С порога посмотрел он на Аманду, но взгляду открылся лишь узкий сверток на койке, замотанный в белые простыни и голубые одеяла. Шарлотта, стоя сбоку, не сразу смогла разглядеть ее лицо. Тогда обошла кровать, на которой лежала девочка, стала рядом с Алексом, и ей пришлось прятать свои переживания, чтобы не отразились они вовне. К ней вернулись все те чувства, что охватывали ее минувшей ночью.

Перед нею лежала худенькая девочка, на вид скорее девятилетняя, а не семнадцати лет, и лишь рост, размер рук и ног позволял хоть с вероятностью определить ее пол и возраст. Руки почти на всю длину сковал гипс, лишь ладони смотрели наружу, обнаженные и неподвижные, напоминавшие двух сидящих птичек, а лицо, в которое они всматривались, было распухшее, в лиловых и багровых пятнах синяков. Лицо окружали нежным ореолом ее волосы; глаза, приоткрывшиеся сейчас, сберегли чистую, ясную голубизну. И имели некоторое сходство с глазами Шарлотты, равно как и Алекса, но нелегко было заметить это сейчас, когда в них стояло горе и их переполняли слезы.

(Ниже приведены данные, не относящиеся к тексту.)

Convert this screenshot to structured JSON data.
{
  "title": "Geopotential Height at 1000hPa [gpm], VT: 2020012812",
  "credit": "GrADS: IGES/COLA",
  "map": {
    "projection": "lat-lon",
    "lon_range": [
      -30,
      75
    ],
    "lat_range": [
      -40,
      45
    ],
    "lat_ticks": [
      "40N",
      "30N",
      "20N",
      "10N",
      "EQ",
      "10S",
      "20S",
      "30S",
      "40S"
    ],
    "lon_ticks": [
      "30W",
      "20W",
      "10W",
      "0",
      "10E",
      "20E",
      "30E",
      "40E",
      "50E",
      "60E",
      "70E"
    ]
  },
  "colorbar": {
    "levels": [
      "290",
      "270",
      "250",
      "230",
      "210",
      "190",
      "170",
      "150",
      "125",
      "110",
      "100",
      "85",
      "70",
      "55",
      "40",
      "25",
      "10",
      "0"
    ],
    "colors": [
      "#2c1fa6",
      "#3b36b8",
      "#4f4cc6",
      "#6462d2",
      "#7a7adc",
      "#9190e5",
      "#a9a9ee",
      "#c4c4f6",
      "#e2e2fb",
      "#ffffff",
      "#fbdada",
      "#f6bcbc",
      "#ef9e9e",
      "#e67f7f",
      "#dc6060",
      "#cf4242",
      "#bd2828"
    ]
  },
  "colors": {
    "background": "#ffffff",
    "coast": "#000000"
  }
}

— Мэнди — шепнул он, не отваживаясь даже тронуть ее за руку, в боязни, что причинит ей боль. Она опустила голову в ответ, но ни слова не произнесла. — Я вернулся к тебе, и бабулю с собой привел. — Аманда перевела взгляд на свою бабушку, два упрямых ручейка слез сбежали на подушку, под голову. Стояла тишина, пока душераздирающим взором голубые ее глаза изучали знакомые лица, снова раздались рыдания, и тогда Алекс погладил ее ласково по макушке. Взаимопонимание соединило их без слов. Алекс просто стоял, нежно смотрел на нее, успокоительно проводя рукою по волосам девочки. Тут Аманда вновь закрыла глаза и уснула. Медсестра подала им тут же знак, Шарлотта и Алекс покинули палату, оба измученные, растревоженные. А в глазах Алекса сгущалась ярость на сестру, на Кэ. Он не позволял себе взорваться, пока не вошли они в квартиру Шарлотты, и уж тут он дал себе волю, но в гневе не находил нужных слов.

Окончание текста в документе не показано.